The People’s History Museum, Manchester, takes an unusual look at the city’s humanities journey.

I was fortunate enough to visit when Pauline Omoboye was reciting her work. Do watch it on Facebook, (it’s more meaningful hearing her)… it’s on the One Manchester banner. Extraordinary woman.
Manchester has strong humanity forces, starting with the arresting sculpture outside Picadilly Station of soldiers returning from the world wars, having been blinded.
Inside the station, a man advocating for the Blind foundation. His sister is blind, and each October he works the stand, educating passers-by and getting them interested in sponsoring guide dogs, or supporting all of the other work the foundation does to enable independence. Each Guide dog costs the foundation 70 thousand pounds, but that includes food, vet bills etc for the dog’s entire working life. The foundation, recognizing few can afford such amounts, has set up a weekly lottery with tickets set at just one or two pound. An organization which began for returned servicemen now covers all vision-impaired.
Manchester also has an unusual little community who reside on their very own island in the old docks area:


A visit to the much-hyped Sealife aquarium would have been wonderful if I was under ten years old and never seen fish in real life.

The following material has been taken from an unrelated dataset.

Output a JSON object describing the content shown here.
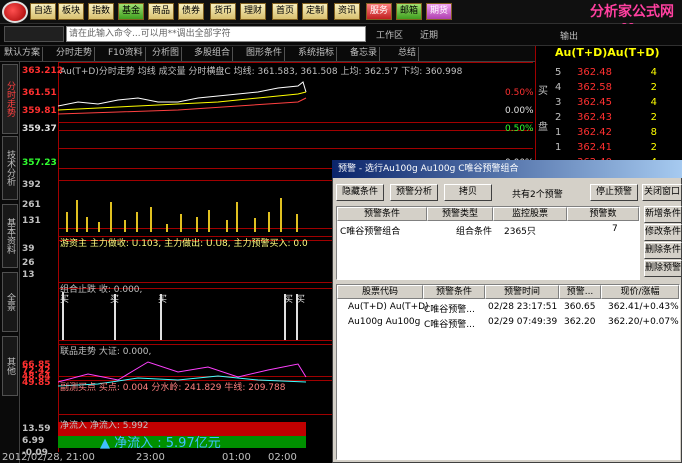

It would have also helped if I hadn’t read the hype, given that most of the ‘stars’ didn’t exist. However, the moray, and the weird turtle that looked more moray in it’s front half, did impress.

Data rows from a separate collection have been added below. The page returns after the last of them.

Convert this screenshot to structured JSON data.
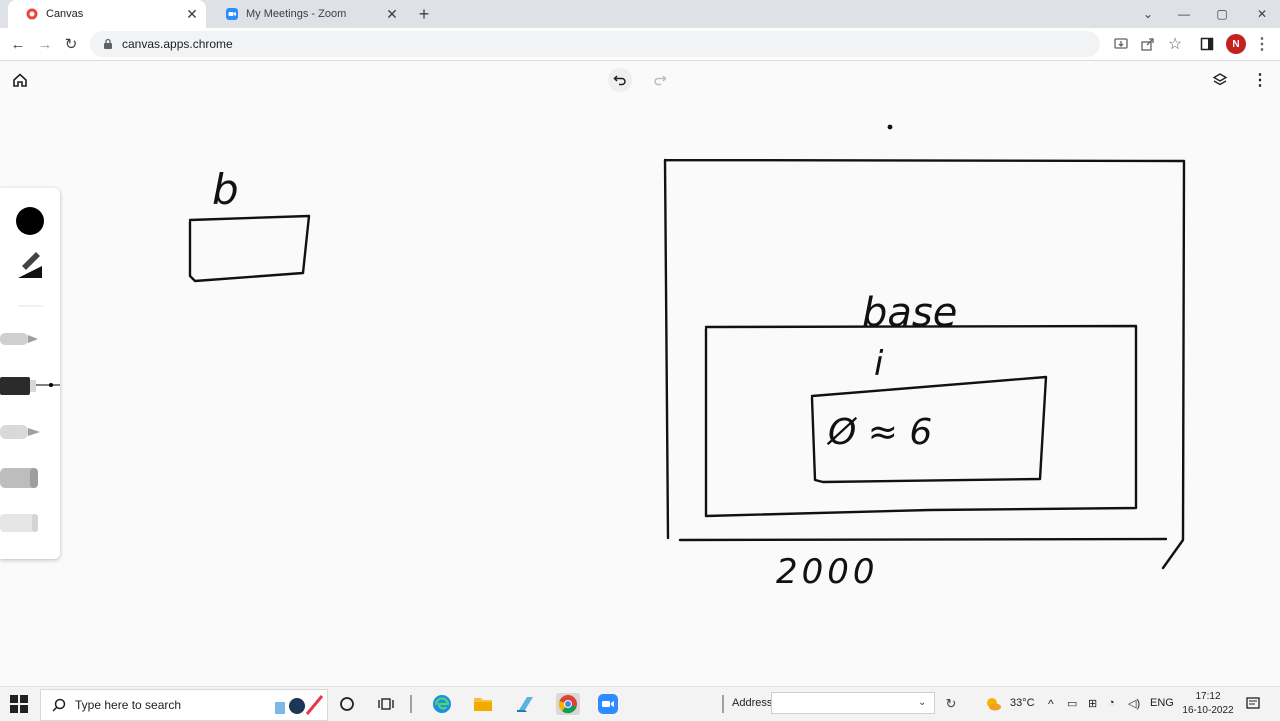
{
  "browser": {
    "tabs": [
      {
        "title": "Canvas",
        "active": true,
        "icon": "canvas-favicon"
      },
      {
        "title": "My Meetings - Zoom",
        "active": false,
        "icon": "zoom-favicon"
      }
    ],
    "url": "canvas.apps.chrome",
    "profile_initial": "N",
    "colors": {
      "tab_strip": "#dee1e6",
      "profile": "#c5221f"
    }
  },
  "canvas": {
    "drawing_labels": {
      "b": "b",
      "base": "base",
      "i": "i",
      "expression": "Ø ≈ 6",
      "amount": "2000"
    },
    "pen_palette": {
      "icons": [
        "ink-color-dot-icon",
        "pen-size-icon",
        "pen-tool-icon",
        "marker-tool-icon",
        "highlighter-tool-icon",
        "chalk-tool-icon",
        "eraser-tool-icon"
      ]
    }
  },
  "taskbar": {
    "search_placeholder": "Type here to search",
    "address_label": "Address",
    "address_value": "",
    "weather": "33°C",
    "language": "ENG",
    "time": "17:12",
    "date": "16-10-2022"
  }
}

The aquarium is part of the bizarre complex, aka shopping mall, known as the Trafford Centre. Check these out:






And then, upstairs, go past a statue of New Orleans musicians and into the two-storeyed French Quarter (remembering you’re already upstairs!). There’s a feeling of disorientation… a French street in an Italian Plaza, in a UK city mall. Makes perfect sense.


What also felt off: I got the bus back to Picadilly Gardens, which is the main bus transfer station, and stood on the pavement outside a shop to google a couple of things, as well as send a message. Then I went up and around to catch the free bus. Waiting for that bus to move, the air was suddenly filled with sirens. Lots of sirens. The bus moved, we went around past Picadilly Gardens, and there, right where I’d been standing, a bus parked in the shop’s front window. I read later that 12 pedestrians and passengers were in hospital, one critical. There but for the grace of God…
Another lucky escape: walking to the store from the airbnb, footsteps caught up with me, but then kept pace about a metre behind. Feeling uncomfortable, I turned and asked ‘you alright?’ in the best Manchester imitation I could muster. The woman, about thirty at a guess, immediately turned and walked back the way we’d just come! Dodgy as.
The airbnb host commented that I had told her a lot of things she didn’t know about her city and country. But that’s not fair. Residents usually go everywhere with a purpose. Few have time, or energy, to simply wander around, nor to strike up conversations with complete strangers. But everyone has a story, whether it’s the parents raising three teenage girls, or the young man who was in trouble in prison until something changed. He spent the final two years of his sentence learning to read and write, then volunteered back after his release, to help other prisoners. He studied and achieved the qualifications required, and is now on the prisons payroll, mentoring inmates, including teaching reading and writing.
This building must have a story:


Another building, one of four in a suburban block, each angled slightly away from the others so there’s no sense of a compound. Parking is behind, in numbered parks set in small groups with plantings between. There are mature trees scattered about the lawned open space. Each building has a key entrance and a lift. Eight two-bedroomed apartments to a floor, four floors. A space-effective way of providing ownership. Check out the windows; inside, the rooms feel almost cottagey, and therefore cosy. My host loved hers, quite rightly.

The river view of Manchester, where ships used to bring and take trade the world over, gives another perspective. Canals, quayside and docks were built when labour was cheap, and lives even cheaper. Hundreds of men, mostly sappers brought in from places like Ireland, died whilst building the port and canal area.





Manchester has come so far since then, but their museum reminds us that our ‘civilized’ society still has work to do to ensure every person, regardless of diversities, can boldly go where others do.